1. a bidirectional electronic expansion valve, is characterized in that: comprise valve seat, be arranged on upper valve wall on the upside of valve seat, be arranged on lower valve wall on the downside of valve seat, turning cylinder and install on the rotating shaft and lay respectively at upper valve and the lower valve of the upper and lower both sides of valve seat; Described valve seat is provided with and runs through described valve seat and the axis hole passed for turning cylinder and the through hole for airflow along axis, the upper wall of described valve seat, lower wall offer the first blind hole and the second blind hole respectively, its sidewall offers the first mounting groove and the second mounting groove that are connected with the first blind hole, the second blind hole respectively, described first blind hole, the first mounting groove form first passage, and described second blind hole, the second mounting groove form second channel; Form the first cavity between described upper valve wall, valve seat, form the second cavity between described lower valve wall, valve seat, described upper valve is positioned at the first cavity and matches with the first blind hole, and lower valve is positioned at the second cavity and matches with the second blind hole; Described upper valve, lower valve are movably arranged on described turning cylinder, and can rotate under the effect of turning cylinder.

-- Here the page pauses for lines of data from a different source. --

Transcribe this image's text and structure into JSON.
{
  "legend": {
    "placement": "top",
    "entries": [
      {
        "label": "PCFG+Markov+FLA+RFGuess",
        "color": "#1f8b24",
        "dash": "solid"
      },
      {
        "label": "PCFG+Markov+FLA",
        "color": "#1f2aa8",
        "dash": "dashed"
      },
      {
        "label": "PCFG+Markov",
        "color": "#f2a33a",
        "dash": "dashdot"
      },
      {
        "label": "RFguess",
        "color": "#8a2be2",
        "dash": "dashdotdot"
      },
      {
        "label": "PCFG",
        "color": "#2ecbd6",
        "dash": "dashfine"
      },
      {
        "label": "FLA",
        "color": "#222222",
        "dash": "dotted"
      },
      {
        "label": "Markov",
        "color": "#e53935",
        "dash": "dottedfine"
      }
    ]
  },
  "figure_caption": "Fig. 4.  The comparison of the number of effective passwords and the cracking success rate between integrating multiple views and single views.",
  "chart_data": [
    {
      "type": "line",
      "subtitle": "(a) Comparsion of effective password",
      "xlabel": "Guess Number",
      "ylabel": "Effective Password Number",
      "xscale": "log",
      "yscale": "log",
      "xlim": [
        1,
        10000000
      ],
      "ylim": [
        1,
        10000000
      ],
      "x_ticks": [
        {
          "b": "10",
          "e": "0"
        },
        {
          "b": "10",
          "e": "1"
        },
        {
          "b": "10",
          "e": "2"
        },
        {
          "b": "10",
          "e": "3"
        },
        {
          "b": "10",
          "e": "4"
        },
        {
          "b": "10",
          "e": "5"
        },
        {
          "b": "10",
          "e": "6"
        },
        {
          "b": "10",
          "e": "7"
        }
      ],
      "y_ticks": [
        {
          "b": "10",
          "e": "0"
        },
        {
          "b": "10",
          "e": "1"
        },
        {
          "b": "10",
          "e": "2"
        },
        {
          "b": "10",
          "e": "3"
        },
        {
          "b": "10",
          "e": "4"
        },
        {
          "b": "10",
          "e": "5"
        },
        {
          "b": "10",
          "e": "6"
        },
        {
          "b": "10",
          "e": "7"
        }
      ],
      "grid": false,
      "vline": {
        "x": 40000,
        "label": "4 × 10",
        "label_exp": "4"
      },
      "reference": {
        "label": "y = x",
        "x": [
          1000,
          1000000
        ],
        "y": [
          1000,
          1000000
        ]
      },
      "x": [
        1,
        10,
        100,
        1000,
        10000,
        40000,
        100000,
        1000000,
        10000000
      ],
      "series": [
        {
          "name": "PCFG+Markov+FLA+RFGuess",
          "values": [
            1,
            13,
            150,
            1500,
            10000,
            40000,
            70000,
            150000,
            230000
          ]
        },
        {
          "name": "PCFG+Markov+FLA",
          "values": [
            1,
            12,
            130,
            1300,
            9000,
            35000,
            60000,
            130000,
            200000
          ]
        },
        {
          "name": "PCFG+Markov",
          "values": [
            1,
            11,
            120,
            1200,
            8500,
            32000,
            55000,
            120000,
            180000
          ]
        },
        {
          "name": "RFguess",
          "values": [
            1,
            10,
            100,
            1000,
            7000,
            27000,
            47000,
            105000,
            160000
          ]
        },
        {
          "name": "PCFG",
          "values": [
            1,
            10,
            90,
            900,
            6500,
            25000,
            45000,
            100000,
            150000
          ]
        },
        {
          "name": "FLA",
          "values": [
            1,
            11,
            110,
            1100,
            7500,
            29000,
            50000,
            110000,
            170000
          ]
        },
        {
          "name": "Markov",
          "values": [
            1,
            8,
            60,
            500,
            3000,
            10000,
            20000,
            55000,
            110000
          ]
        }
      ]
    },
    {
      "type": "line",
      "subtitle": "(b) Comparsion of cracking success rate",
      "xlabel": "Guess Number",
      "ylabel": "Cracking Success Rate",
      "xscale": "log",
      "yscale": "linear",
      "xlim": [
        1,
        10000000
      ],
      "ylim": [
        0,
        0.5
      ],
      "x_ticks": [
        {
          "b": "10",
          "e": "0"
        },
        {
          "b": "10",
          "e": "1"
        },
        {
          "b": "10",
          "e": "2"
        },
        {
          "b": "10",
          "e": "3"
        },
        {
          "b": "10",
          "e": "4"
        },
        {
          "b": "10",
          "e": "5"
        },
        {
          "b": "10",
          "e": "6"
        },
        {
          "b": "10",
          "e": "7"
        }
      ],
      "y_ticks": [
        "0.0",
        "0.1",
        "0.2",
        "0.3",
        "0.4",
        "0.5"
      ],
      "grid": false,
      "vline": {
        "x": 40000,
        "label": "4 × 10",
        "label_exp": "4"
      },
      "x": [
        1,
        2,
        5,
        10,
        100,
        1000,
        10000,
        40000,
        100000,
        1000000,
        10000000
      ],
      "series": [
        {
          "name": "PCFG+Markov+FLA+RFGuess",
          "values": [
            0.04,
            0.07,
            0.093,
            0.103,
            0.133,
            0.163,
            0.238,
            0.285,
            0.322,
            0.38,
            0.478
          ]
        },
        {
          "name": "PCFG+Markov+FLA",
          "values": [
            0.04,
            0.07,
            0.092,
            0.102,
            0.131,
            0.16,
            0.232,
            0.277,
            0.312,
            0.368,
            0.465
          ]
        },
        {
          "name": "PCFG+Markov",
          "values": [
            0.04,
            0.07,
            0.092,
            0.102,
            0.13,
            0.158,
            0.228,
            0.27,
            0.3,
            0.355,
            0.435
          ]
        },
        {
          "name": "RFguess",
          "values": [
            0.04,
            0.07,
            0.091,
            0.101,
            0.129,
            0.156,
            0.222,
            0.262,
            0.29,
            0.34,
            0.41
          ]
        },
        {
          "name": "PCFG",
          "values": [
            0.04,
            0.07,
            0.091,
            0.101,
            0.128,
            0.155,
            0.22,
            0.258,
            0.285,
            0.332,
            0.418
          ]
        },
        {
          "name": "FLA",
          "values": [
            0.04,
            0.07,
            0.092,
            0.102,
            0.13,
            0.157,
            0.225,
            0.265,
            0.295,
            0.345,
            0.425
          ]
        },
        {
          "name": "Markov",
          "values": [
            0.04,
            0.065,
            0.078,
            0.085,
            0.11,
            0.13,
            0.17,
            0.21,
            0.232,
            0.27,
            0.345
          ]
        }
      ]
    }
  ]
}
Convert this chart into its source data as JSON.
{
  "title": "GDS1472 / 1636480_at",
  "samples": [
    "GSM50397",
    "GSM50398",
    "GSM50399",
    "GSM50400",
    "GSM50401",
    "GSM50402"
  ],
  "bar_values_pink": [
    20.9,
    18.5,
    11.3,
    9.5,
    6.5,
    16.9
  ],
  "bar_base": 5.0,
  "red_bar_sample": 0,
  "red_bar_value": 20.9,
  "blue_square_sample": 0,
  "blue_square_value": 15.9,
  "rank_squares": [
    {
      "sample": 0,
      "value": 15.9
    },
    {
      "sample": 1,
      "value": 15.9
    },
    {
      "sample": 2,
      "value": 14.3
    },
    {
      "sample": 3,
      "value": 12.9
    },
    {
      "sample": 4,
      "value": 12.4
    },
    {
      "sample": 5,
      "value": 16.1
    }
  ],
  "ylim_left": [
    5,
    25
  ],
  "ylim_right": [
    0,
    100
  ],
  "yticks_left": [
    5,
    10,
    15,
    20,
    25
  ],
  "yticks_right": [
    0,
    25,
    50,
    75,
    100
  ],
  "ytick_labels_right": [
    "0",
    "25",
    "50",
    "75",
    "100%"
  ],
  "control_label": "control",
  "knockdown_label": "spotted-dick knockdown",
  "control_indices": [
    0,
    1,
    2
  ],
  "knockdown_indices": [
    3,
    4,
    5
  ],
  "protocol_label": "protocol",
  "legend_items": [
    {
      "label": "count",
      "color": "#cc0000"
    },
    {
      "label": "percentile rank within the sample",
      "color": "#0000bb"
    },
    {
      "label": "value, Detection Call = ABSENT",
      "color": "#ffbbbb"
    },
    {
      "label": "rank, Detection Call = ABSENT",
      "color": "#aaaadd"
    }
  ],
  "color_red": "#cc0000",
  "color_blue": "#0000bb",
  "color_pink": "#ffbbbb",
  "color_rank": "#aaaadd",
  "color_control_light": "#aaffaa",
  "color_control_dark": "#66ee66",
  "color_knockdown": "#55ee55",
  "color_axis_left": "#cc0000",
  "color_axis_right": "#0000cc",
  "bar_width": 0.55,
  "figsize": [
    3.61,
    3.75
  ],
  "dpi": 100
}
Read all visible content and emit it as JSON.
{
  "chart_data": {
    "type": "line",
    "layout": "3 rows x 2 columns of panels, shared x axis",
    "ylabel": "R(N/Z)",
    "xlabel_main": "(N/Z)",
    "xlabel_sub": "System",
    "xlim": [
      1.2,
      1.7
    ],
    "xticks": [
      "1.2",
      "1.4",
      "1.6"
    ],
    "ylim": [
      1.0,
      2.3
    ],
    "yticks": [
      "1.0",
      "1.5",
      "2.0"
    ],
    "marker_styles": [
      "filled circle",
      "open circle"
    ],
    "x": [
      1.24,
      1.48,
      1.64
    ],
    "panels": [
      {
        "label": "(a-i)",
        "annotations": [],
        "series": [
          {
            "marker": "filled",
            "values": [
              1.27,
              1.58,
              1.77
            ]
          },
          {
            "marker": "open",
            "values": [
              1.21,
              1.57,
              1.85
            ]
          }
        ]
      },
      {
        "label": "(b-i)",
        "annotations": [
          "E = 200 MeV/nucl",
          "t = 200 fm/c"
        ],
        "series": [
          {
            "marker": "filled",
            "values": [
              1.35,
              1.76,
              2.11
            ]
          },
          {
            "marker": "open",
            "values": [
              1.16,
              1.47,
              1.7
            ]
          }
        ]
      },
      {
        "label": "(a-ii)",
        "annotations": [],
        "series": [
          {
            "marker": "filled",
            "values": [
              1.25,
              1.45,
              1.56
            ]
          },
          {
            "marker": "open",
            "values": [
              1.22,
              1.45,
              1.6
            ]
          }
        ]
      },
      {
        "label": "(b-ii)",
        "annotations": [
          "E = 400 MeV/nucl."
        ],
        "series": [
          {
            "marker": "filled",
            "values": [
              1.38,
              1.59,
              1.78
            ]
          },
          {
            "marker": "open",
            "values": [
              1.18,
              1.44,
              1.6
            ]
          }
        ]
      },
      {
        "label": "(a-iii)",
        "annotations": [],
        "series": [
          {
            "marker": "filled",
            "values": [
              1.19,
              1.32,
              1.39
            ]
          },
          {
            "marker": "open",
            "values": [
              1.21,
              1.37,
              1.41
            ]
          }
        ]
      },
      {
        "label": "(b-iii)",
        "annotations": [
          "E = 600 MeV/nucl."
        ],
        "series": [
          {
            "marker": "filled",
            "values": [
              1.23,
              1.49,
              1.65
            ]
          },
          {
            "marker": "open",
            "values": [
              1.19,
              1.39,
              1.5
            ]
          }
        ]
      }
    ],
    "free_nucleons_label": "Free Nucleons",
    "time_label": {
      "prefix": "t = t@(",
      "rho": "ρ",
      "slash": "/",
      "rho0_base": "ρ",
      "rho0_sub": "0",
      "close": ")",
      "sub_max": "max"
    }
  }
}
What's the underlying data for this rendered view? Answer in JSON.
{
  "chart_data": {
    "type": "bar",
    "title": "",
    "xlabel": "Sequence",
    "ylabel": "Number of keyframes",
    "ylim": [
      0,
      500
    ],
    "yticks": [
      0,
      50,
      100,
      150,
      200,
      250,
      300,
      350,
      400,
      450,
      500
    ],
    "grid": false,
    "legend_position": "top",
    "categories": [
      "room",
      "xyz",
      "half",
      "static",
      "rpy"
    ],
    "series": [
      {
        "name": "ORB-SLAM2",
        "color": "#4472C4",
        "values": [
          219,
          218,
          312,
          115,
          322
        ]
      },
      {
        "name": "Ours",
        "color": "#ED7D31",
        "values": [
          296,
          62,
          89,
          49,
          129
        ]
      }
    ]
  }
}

2. bidirectional electronic expansion valve as claimed in claim 1, it is characterized in that: described upper valve comprises valve plate and upper flexible member, described upper valve plate is movably arranged on turning cylinder by upper flexible member, and under the effect of upper flexible member, support valve seat upper wall; Described lower valve comprises lower valve plate and lower flexible member, and described lower valve plate is movably arranged on turning cylinder by lower flexible member, and under the effect of lower flexible member, support valve seat lower wall.

3. bidirectional electronic expansion valve as claimed in claim 2, is characterized in that: described upper flexible member, lower flexible member are spring.

4. bidirectional electronic expansion valve as claimed in claim 1, is characterized in that: described valve seat upper wall, lower wall are respectively arranged with the described upper valve of restriction, upper stop column that lower valve rotates and lower stop column.

5. bidirectional electronic expansion valve as claimed in claim 1, is characterized in that: the axis of described first blind hole, the second blind hole, axis hole and through hole is parallel to each other.

6. bidirectional electronic expansion valve as claimed in claim 1, is characterized in that: described upper valve wall is also provided with cage, and described cage is U-shaped.

7. bidirectional electronic expansion valve as claimed in claim 1, it is characterized in that: described bidirectional electronic expansion valve also comprises decelerator and magnetic shaft coupling, described magnetic shaft coupling comprises the inner ring matched with described decelerator and the outer ring be coupled with described inner ring, described inner ring is positioned at outside described first cavity, and described outer ring is positioned at described first cavity and drives described turning cylinder to rotate.

8. bidirectional electronic expansion valve as claimed in claim 7, it is characterized in that: described turning cylinder comprises the first installation portion, the second installation portion and connects the connecting portion of described first installation portion and the second installation portion, described first installation portion is arranged on described outer ring, and described second installation portion is arranged on described lower valve wall.

9. bidirectional electronic expansion valve as claimed in claim 8, is characterized in that: the cross section of described connecting portion is in square.